While this amendment impacts a huge portion of the United States population, it severely effects health care concerning low-income communities. People of color are disproportionally harmed by the Hyde Amendment, seeing as they make up a majority of individuals covered by Medicaid.
Not only do people of color and lower-income communities rely on Medicaid for insurance coverage, but these residents are the ones who need federally funded abortions the most. Guttmacher Institute reports that 60% of women of reproductive age who are insured by Medicaid do not live in states that cover abortion with state dollars. In addition, 75% of abortions performed in 2014 were among low-income patients.
Abortion procedures come at a high price.

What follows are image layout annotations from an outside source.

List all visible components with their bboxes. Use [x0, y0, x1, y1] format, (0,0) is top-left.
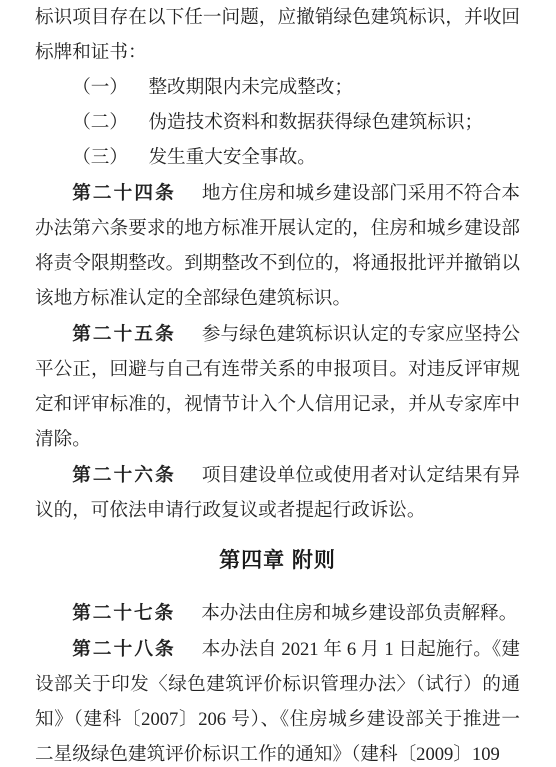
article-number-label: 第二十四条 — [72, 182, 176, 203]
article-paragraph: 第二十八条本办法自 2021 年 6 月 1 日起施行。《建设部关于印发〈绿色建… — [35, 631, 520, 767]
continuation-paragraph: 标识项目存在以下任一问题，应撤销绿色建筑标识，并收回标牌和证书： — [35, 0, 520, 70]
article-paragraph: 第二十五条参与绿色建筑标识认定的专家应坚持公平公正，回避与自己有连带关系的申报项… — [35, 316, 520, 457]
article-text: 本办法由住房和城乡建设部负责解释。 — [201, 603, 517, 624]
article-number-label: 第二十八条 — [72, 638, 176, 659]
list-item-text: 整改期限内未完成整改； — [148, 77, 353, 98]
document-page: 标识项目存在以下任一问题，应撤销绿色建筑标识，并收回标牌和证书： （一）整改期限… — [0, 0, 556, 767]
list-item-marker: （一） — [72, 77, 128, 98]
list-item-text: 发生重大安全事故。 — [148, 147, 315, 168]
article-paragraph: 第二十六条项目建设单位或使用者对认定结果有异议的，可依法申请行政复议或者提起行政… — [35, 457, 520, 528]
list-item-marker: （二） — [72, 112, 128, 133]
article-number-label: 第二十七条 — [72, 602, 175, 623]
article-paragraph: 第二十四条地方住房和城乡建设部门采用不符合本办法第六条要求的地方标准开展认定的，… — [35, 175, 520, 316]
list-item: （一）整改期限内未完成整改； — [35, 70, 520, 105]
article-number-label: 第二十六条 — [72, 464, 176, 485]
list-item: （三）发生重大安全事故。 — [35, 140, 520, 175]
list-item-text: 伪造技术资料和数据获得绿色建筑标识； — [148, 112, 483, 133]
list-item: （二）伪造技术资料和数据获得绿色建筑标识； — [35, 105, 520, 140]
article-number-label: 第二十五条 — [72, 323, 176, 344]
article-paragraph: 第二十七条本办法由住房和城乡建设部负责解释。 — [35, 595, 520, 631]
chapter-heading: 第四章 附则 — [35, 543, 520, 578]
list-item-marker: （三） — [72, 147, 128, 168]
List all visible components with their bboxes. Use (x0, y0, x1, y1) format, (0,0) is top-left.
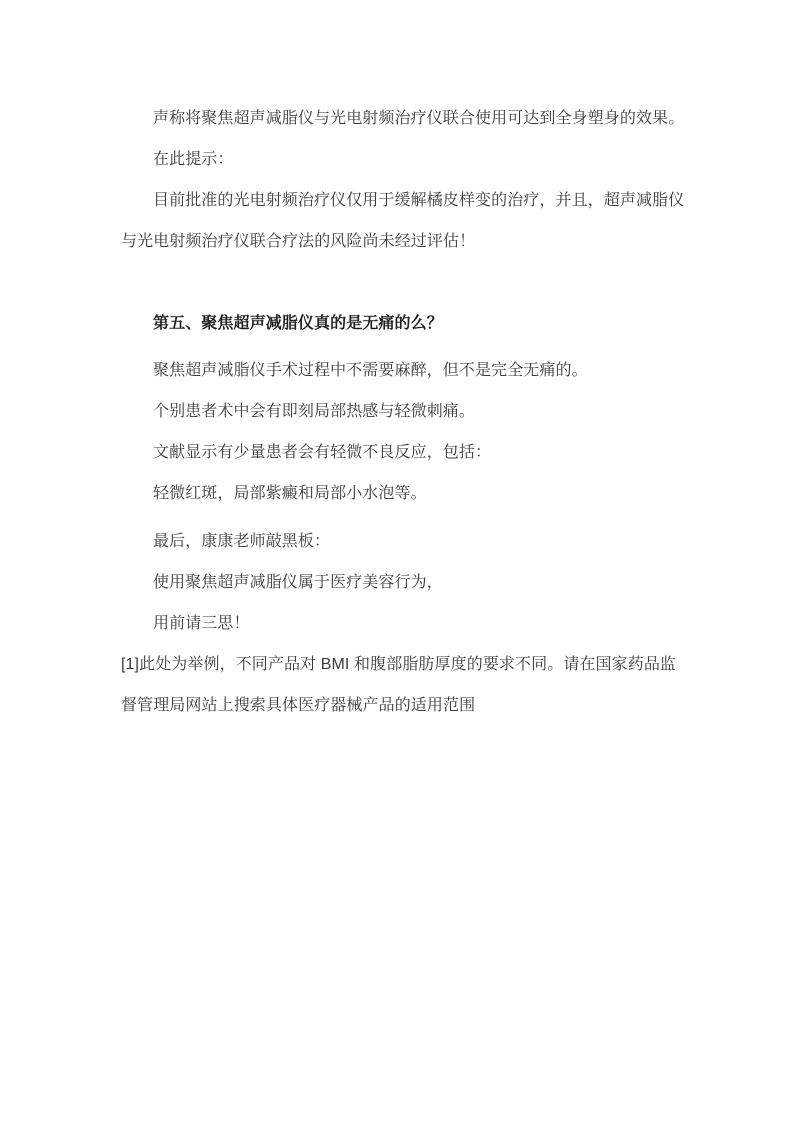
paragraph-line: 在此提示： (121, 139, 681, 180)
paragraph-line: 用前请三思！ (121, 603, 681, 644)
document-page: 声称将聚焦超声减脂仪与光电射频治疗仪联合使用可达到全身塑身的效果。 在此提示： … (0, 0, 793, 1122)
footnote-line: 督管理局网站上搜索具体医疗器械产品的适用范围 (121, 685, 681, 726)
paragraph-line: 声称将聚焦超声减脂仪与光电射频治疗仪联合使用可达到全身塑身的效果。 (121, 98, 681, 139)
paragraph-line: 个别患者术中会有即刻局部热感与轻微刺痛。 (121, 391, 681, 432)
paragraph-line: 聚焦超声减脂仪手术过程中不需要麻醉，但不是完全无痛的。 (121, 350, 681, 391)
paragraph-line: 目前批准的光电射频治疗仪仅用于缓解橘皮样变的治疗，并且，超声减脂仪 (121, 180, 681, 221)
paragraph-line: 文献显示有少量患者会有轻微不良反应，包括： (121, 432, 681, 473)
paragraph-line: 与光电射频治疗仪联合疗法的风险尚未经过评估！ (121, 221, 681, 262)
paragraph-line: 轻微红斑，局部紫癜和局部小水泡等。 (121, 473, 681, 514)
document-text-block: 声称将聚焦超声减脂仪与光电射频治疗仪联合使用可达到全身塑身的效果。 在此提示： … (121, 98, 681, 726)
paragraph-line: 最后，康康老师敲黑板： (121, 521, 681, 562)
paragraph-line: 使用聚焦超声减脂仪属于医疗美容行为， (121, 562, 681, 603)
footnote-line: [1]此处为举例，不同产品对 BMI 和腹部脂肪厚度的要求不同。请在国家药品监 (121, 644, 681, 685)
section-heading: 第五、聚焦超声减脂仪真的是无痛的么？ (121, 303, 681, 344)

Guttmacher Institute reveals that a typical abortion procedure was nearly $500 in 2012. That doesn't factor in the cost a patient would have to pay to take off work to get the procedure done or pay for a babysitter if they already have children at home.

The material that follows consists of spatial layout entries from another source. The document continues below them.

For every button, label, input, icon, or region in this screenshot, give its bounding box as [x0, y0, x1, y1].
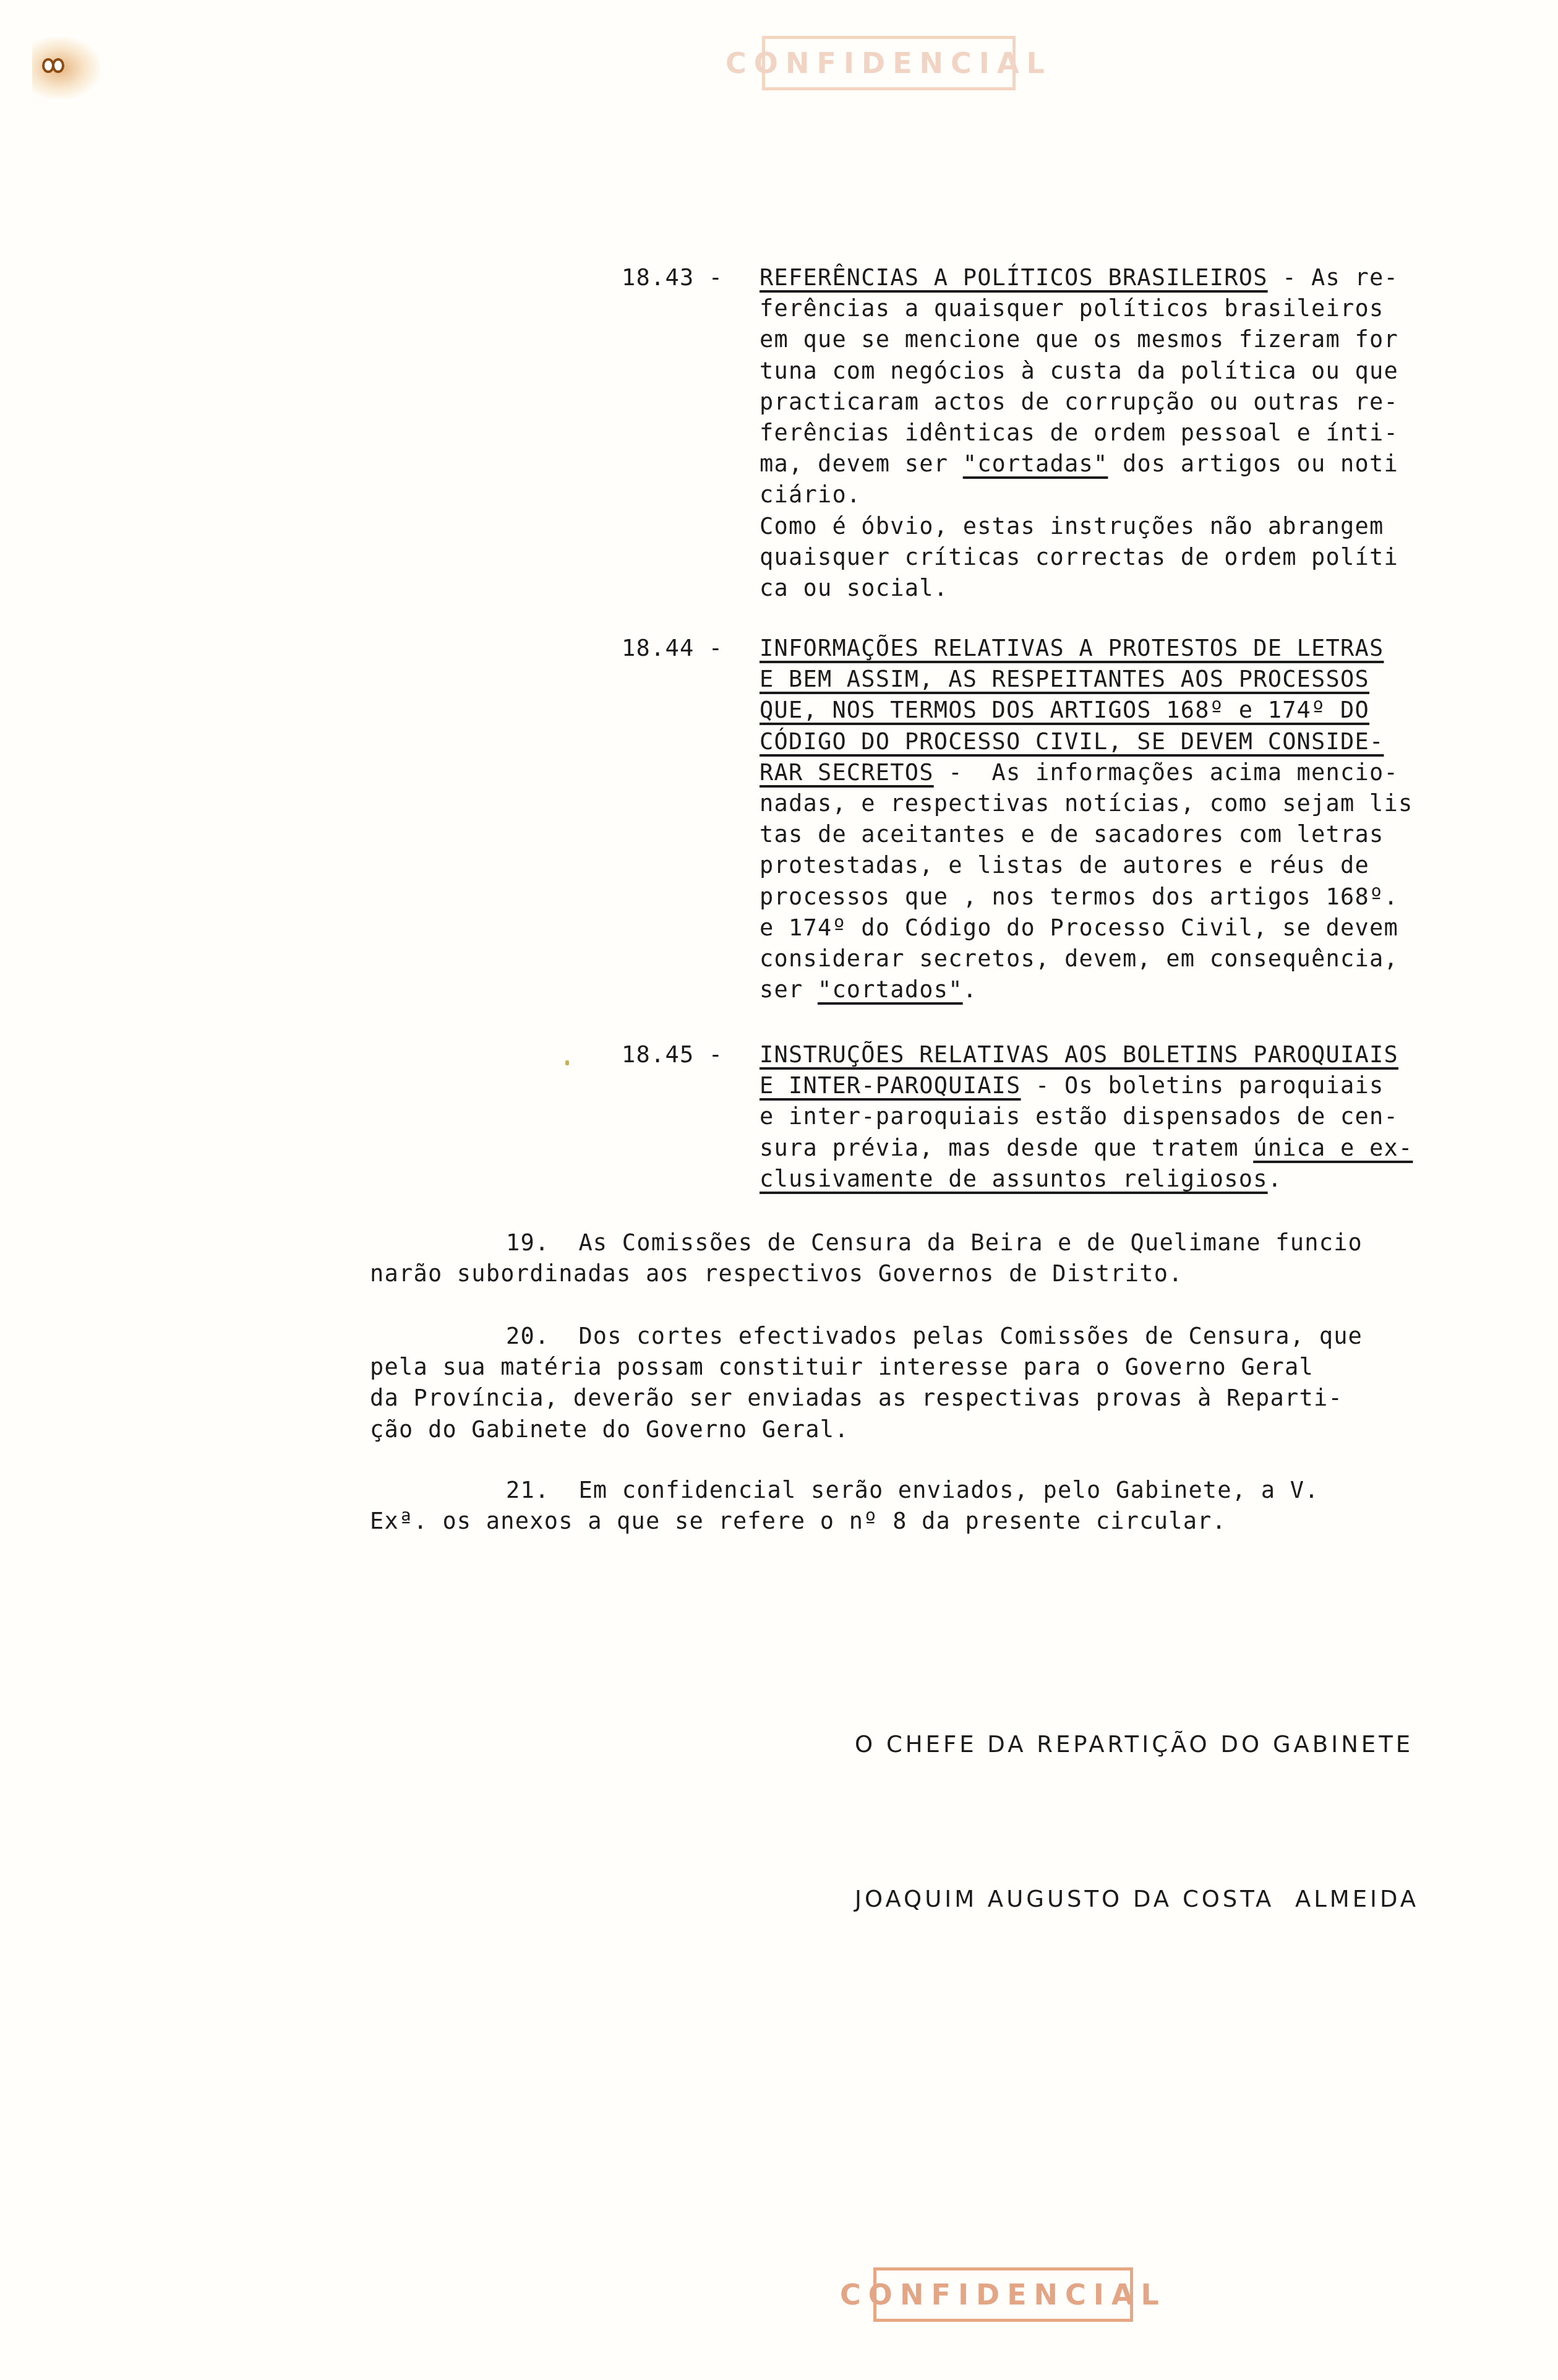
paragraph-number: 20.	[506, 1323, 578, 1349]
section-line: E BEM ASSIM, AS RESPEITANTES AOS PROCESS…	[760, 664, 1369, 695]
paragraph-first-line: 19. As Comissões de Censura da Beira e d…	[506, 1227, 1363, 1258]
paragraph-line: narão subordinadas aos respectivos Gover…	[370, 1258, 1183, 1289]
paragraph-first-line: 21. Em confidencial serão enviados, pelo…	[506, 1475, 1319, 1506]
text-run: practicaram actos de corrupção ou outras…	[760, 389, 1398, 415]
section-line: RAR SECRETOS - As informações acima menc…	[760, 757, 1398, 788]
paper-speck	[565, 1060, 569, 1065]
text-run: nadas, e respectivas notícias, como seja…	[760, 790, 1413, 817]
underlined-text: CÓDIGO DO PROCESSO CIVIL, SE DEVEM CONSI…	[760, 728, 1384, 755]
section-number: 18.43 -	[622, 262, 723, 293]
section-line: E INTER-PAROQUIAIS - Os boletins paroqui…	[760, 1070, 1384, 1101]
section-number: 18.45 -	[622, 1039, 723, 1070]
section-line: nadas, e respectivas notícias, como seja…	[760, 788, 1413, 819]
section-line: protestadas, e listas de autores e réus …	[760, 850, 1369, 881]
text-run: Em confidencial serão enviados, pelo Gab…	[578, 1477, 1319, 1503]
paragraph-first-line: 20. Dos cortes efectivados pelas Comissõ…	[506, 1321, 1363, 1352]
punch-hole-mark	[52, 58, 64, 73]
section-line: CÓDIGO DO PROCESSO CIVIL, SE DEVEM CONSI…	[760, 726, 1384, 757]
section-line: INFORMAÇÕES RELATIVAS A PROTESTOS DE LET…	[760, 633, 1384, 664]
section-line: practicaram actos de corrupção ou outras…	[760, 387, 1398, 418]
text-run: e 174º do Código do Processo Civil, se d…	[760, 914, 1398, 941]
section-line: considerar secretos, devem, em consequên…	[760, 943, 1398, 974]
text-run: considerar secretos, devem, em consequên…	[760, 945, 1398, 972]
section-line: sura prévia, mas desde que tratem única …	[760, 1133, 1413, 1164]
text-run: sura prévia, mas desde que tratem	[760, 1135, 1253, 1161]
text-run: ma, devem ser	[760, 450, 963, 477]
text-run: As Comissões de Censura da Beira e de Qu…	[578, 1229, 1363, 1256]
underlined-text: INSTRUÇÕES RELATIVAS AOS BOLETINS PAROQU…	[760, 1041, 1398, 1068]
section-line: ferências a quaisquer políticos brasilei…	[760, 293, 1384, 324]
paragraph-number: 21.	[506, 1477, 578, 1503]
underlined-text: "cortados"	[818, 976, 963, 1003]
section-line: ca ou social.	[760, 573, 948, 604]
text-run: .	[963, 976, 977, 1003]
text-run: protestadas, e listas de autores e réus …	[760, 852, 1369, 879]
text-run: Como é óbvio, estas instruções não abran…	[760, 513, 1384, 539]
text-run: dos artigos ou noti	[1108, 450, 1398, 477]
underlined-text: INFORMAÇÕES RELATIVAS A PROTESTOS DE LET…	[760, 635, 1384, 661]
underlined-text: E INTER-PAROQUIAIS	[760, 1072, 1021, 1099]
section-line: Como é óbvio, estas instruções não abran…	[760, 511, 1384, 542]
text-run: processos que , nos termos dos artigos 1…	[760, 883, 1398, 910]
underlined-text: "cortadas"	[963, 450, 1108, 477]
underlined-text: única e ex-	[1253, 1135, 1413, 1161]
section-line: QUE, NOS TERMOS DOS ARTIGOS 168º e 174º …	[760, 695, 1369, 726]
paragraph-number: 19.	[506, 1229, 578, 1256]
text-run: tas de aceitantes e de sacadores com let…	[760, 821, 1384, 848]
text-run: ser	[760, 976, 818, 1003]
underlined-text: clusivamente de assuntos religiosos	[760, 1166, 1268, 1192]
text-run: - As re-	[1268, 264, 1398, 291]
paragraph-line: da Província, deverão ser enviadas as re…	[370, 1383, 1343, 1414]
text-run: ferências idênticas de ordem pessoal e í…	[760, 419, 1398, 446]
text-run: e inter-paroquiais estão dispensados de …	[760, 1103, 1398, 1130]
section-line: tuna com negócios à custa da política ou…	[760, 356, 1398, 387]
section-line: e inter-paroquiais estão dispensados de …	[760, 1101, 1398, 1132]
section-line: processos que , nos termos dos artigos 1…	[760, 882, 1398, 913]
section-number: 18.44 -	[622, 633, 723, 664]
paragraph-line: ção do Gabinete do Governo Geral.	[370, 1414, 849, 1445]
section-line: e 174º do Código do Processo Civil, se d…	[760, 913, 1398, 943]
text-run: ferências a quaisquer políticos brasilei…	[760, 295, 1384, 322]
section-line: REFERÊNCIAS A POLÍTICOS BRASILEIROS - As…	[760, 262, 1398, 293]
text-run: tuna com negócios à custa da política ou…	[760, 358, 1398, 384]
text-run: em que se mencione que os mesmos fizeram…	[760, 326, 1398, 353]
signature-name: JOAQUIM AUGUSTO DA COSTA ALMEIDA	[855, 1886, 1419, 1912]
section-line: clusivamente de assuntos religiosos.	[760, 1164, 1282, 1195]
section-line: INSTRUÇÕES RELATIVAS AOS BOLETINS PAROQU…	[760, 1039, 1398, 1070]
section-line: ciário.	[760, 479, 861, 510]
confidential-stamp-top: CONFIDENCIAL	[762, 36, 1016, 90]
underlined-text: E BEM ASSIM, AS RESPEITANTES AOS PROCESS…	[760, 666, 1369, 692]
text-run: ca ou social.	[760, 575, 948, 601]
text-run: .	[1268, 1166, 1282, 1192]
text-run: Dos cortes efectivados pelas Comissões d…	[578, 1323, 1363, 1349]
section-line: tas de aceitantes e de sacadores com let…	[760, 819, 1384, 850]
text-run: ciário.	[760, 481, 861, 508]
signature-title: O CHEFE DA REPARTIÇÃO DO GABINETE	[855, 1731, 1413, 1758]
section-line: ferências idênticas de ordem pessoal e í…	[760, 418, 1398, 449]
section-line: ma, devem ser "cortadas" dos artigos ou …	[760, 449, 1398, 479]
underlined-text: RAR SECRETOS	[760, 759, 934, 786]
underlined-text: QUE, NOS TERMOS DOS ARTIGOS 168º e 174º …	[760, 697, 1369, 723]
confidential-stamp-bottom: CONFIDENCIAL	[873, 2267, 1133, 2322]
section-line: ser "cortados".	[760, 974, 977, 1005]
section-line: quaisquer críticas correctas de ordem po…	[760, 542, 1398, 573]
underlined-text: REFERÊNCIAS A POLÍTICOS BRASILEIROS	[760, 264, 1268, 291]
section-line: em que se mencione que os mesmos fizeram…	[760, 324, 1398, 355]
paragraph-line: pela sua matéria possam constituir inter…	[370, 1352, 1314, 1383]
text-run: quaisquer críticas correctas de ordem po…	[760, 544, 1398, 570]
paragraph-line: Exª. os anexos a que se refere o nº 8 da…	[370, 1506, 1226, 1537]
text-run: - Os boletins paroquiais	[1021, 1072, 1384, 1099]
text-run: - As informações acima mencio-	[934, 759, 1398, 786]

Since the Biden campaign confirmed that the former vice president supports the Hyde Amendment, other presidential candidates, such as Massachusetts Sen. Elizabeth Warren and South Bend, Indiana, Mayor Pete Buttigieg have spoken out against his stance. During an MSNBC town hall on June 5, Warren pointed out that the Hyde Amendment worsens inequality in America, and impacts lower income communities the most. She said,
Understand this: Women of means will still have access to abortions. Who won’t will be poor women. It will be working women and women who can’t afford to take off three days from work, and very young women. It will be women who have been raped and women who have been molested by someone in their own family. We do not pass laws that take away that freedom from the women who are most vulnerable.
The 2020 presidential election will be here quickly, and rest assured reproductive rights will be a huge talking point. Let the games begin.